According to the director of the Institute of Global Health, there are however “signs of hope in this pandemic which has lasted a little too long”. “With Omicron, we see that, if the first immune dam, that of the antibodies, is pierced by the variants, the second immune dam, which is formed thanks to our lymphocytes, prevents us from serious forms whatever the variants. And that -this consolidates after infection with Covid-19 and after vaccination. This second dike is higher and higher against serious forms”, explains the epidemiologist.

The strengthening of vaccination and the natural immunity caused by Covid-19 infection has prompted Israel to relax its restrictions, unlike most countries in the world.
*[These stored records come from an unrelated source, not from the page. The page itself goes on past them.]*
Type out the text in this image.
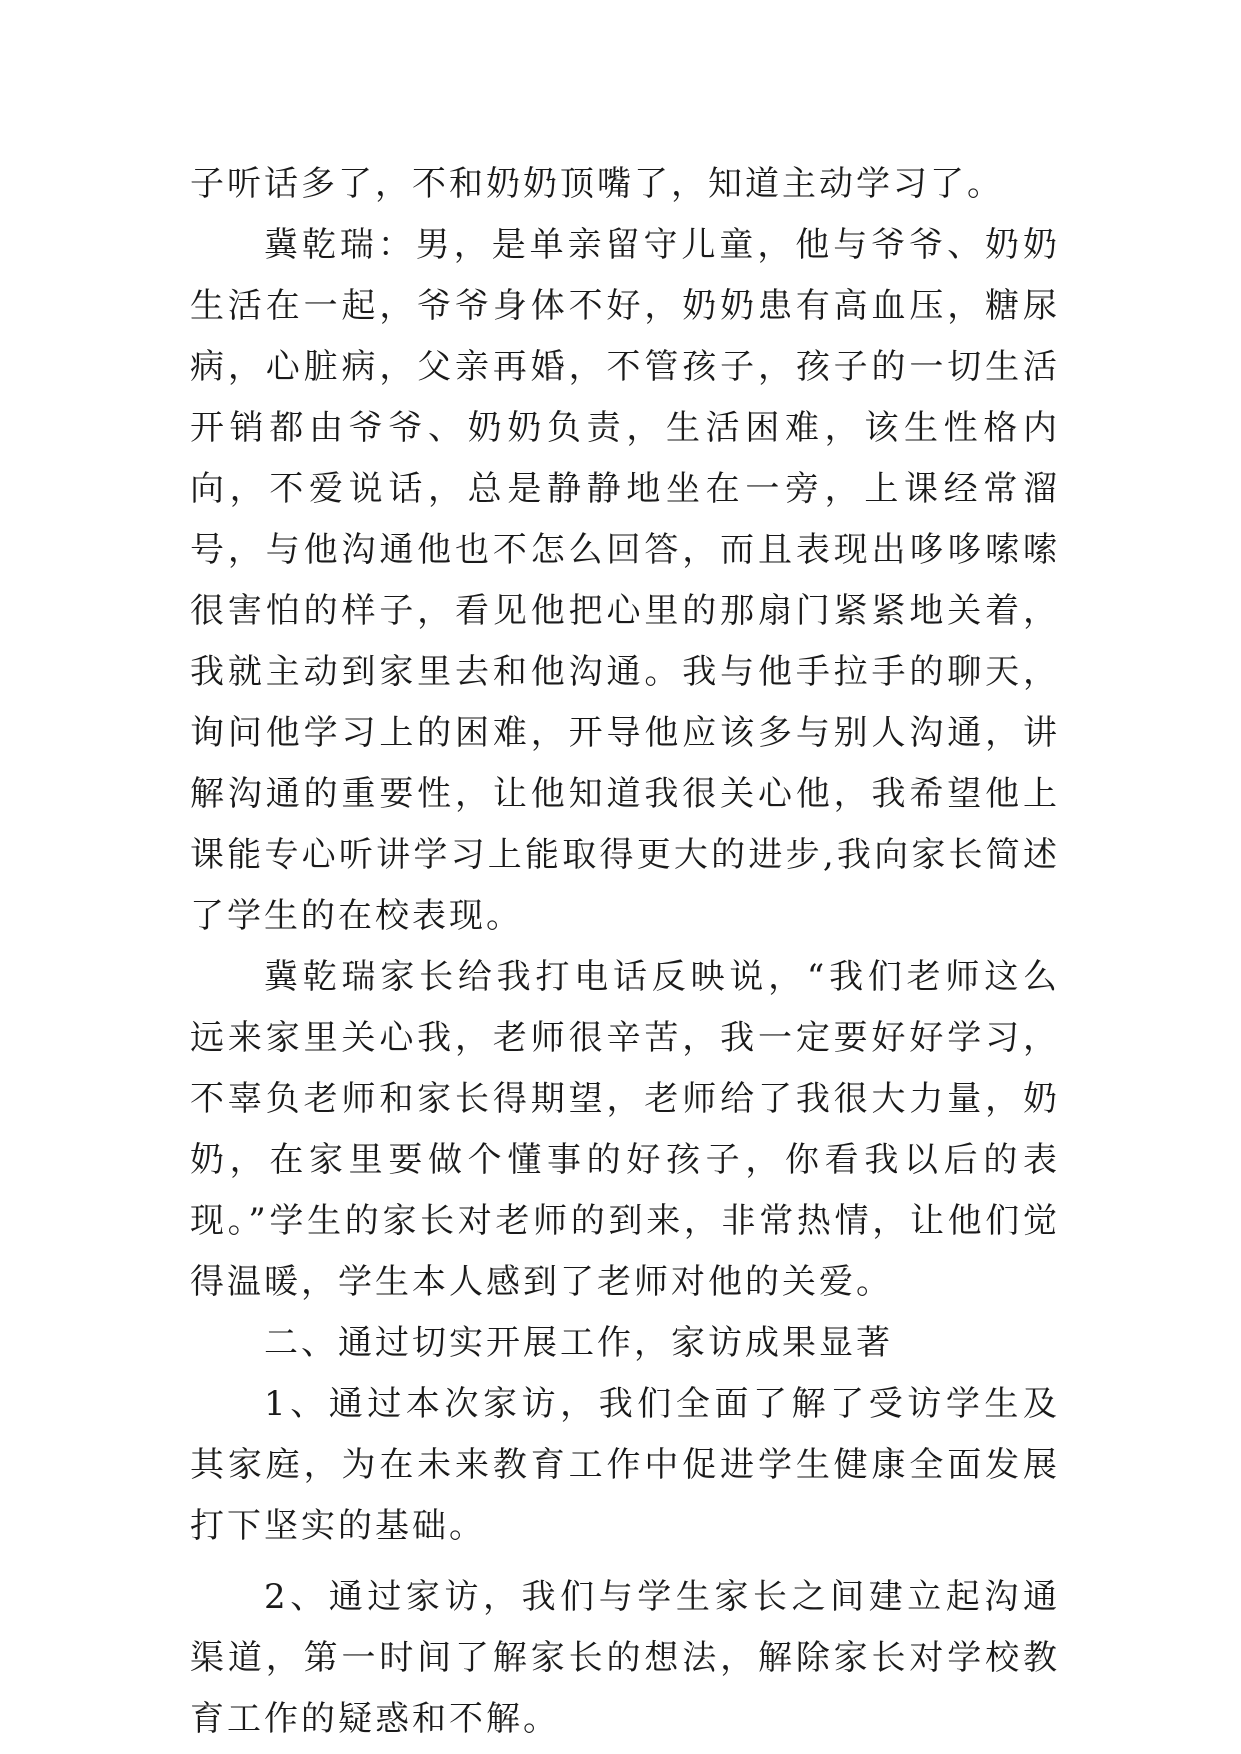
子听话多了，不和奶奶顶嘴了，知道主动学习了。

冀乾瑞：男，是单亲留守儿童，他与爷爷、奶奶生活在一起，爷爷身体不好，奶奶患有高血压，糖尿病，心脏病，父亲再婚，不管孩子，孩子的一切生活开销都由爷爷、奶奶负责，生活困难，该生性格内向，不爱说话，总是静静地坐在一旁，上课经常溜号，与他沟通他也不怎么回答，而且表现出哆哆嗦嗦很害怕的样子，看见他把心里的那扇门紧紧地关着，我就主动到家里去和他沟通。我与他手拉手的聊天，询问他学习上的困难，开导他应该多与别人沟通，讲解沟通的重要性，让他知道我很关心他，我希望他上课能专心听讲学习上能取得更大的进步,我向家长简述了学生的在校表现。

冀乾瑞家长给我打电话反映说，“我们老师这么远来家里关心我，老师很辛苦，我一定要好好学习，不辜负老师和家长得期望，老师给了我很大力量，奶奶，在家里要做个懂事的好孩子，你看我以后的表现。”学生的家长对老师的到来，非常热情，让他们觉得温暖，学生本人感到了老师对他的关爱。

二、通过切实开展工作，家访成果显著

1、通过本次家访，我们全面了解了受访学生及其家庭，为在未来教育工作中促进学生健康全面发展打下坚实的基础。

2、通过家访，我们与学生家长之间建立起沟通渠道，第一时间了解家长的想法，解除家长对学校教育工作的疑惑和不解。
At the end of November, the Jewish state, which was among the first to vaccinate massively, had closed its borders after the discovery on its soil of a first case of Omicron. On January 9, Israel reopened them despite health authorities facing a record number of contaminations.

In the United Kingdom, the Prime Minister, Boris Johnson, also refuses a tightening of the measures: contact cases are no longer required to isolate themselves as long as they are negative and the Minister of Health announced, Thursday, to shorten the isolation period for Covid-19 patients from a minimum of seven days to five days, subject to a negative test. The government is banking on vaccination, the creation of emergency beds in hospital car parks and the multiplication of tests. The difference with France and Spain is that in England, the epidemic peak was reached at the start of the year.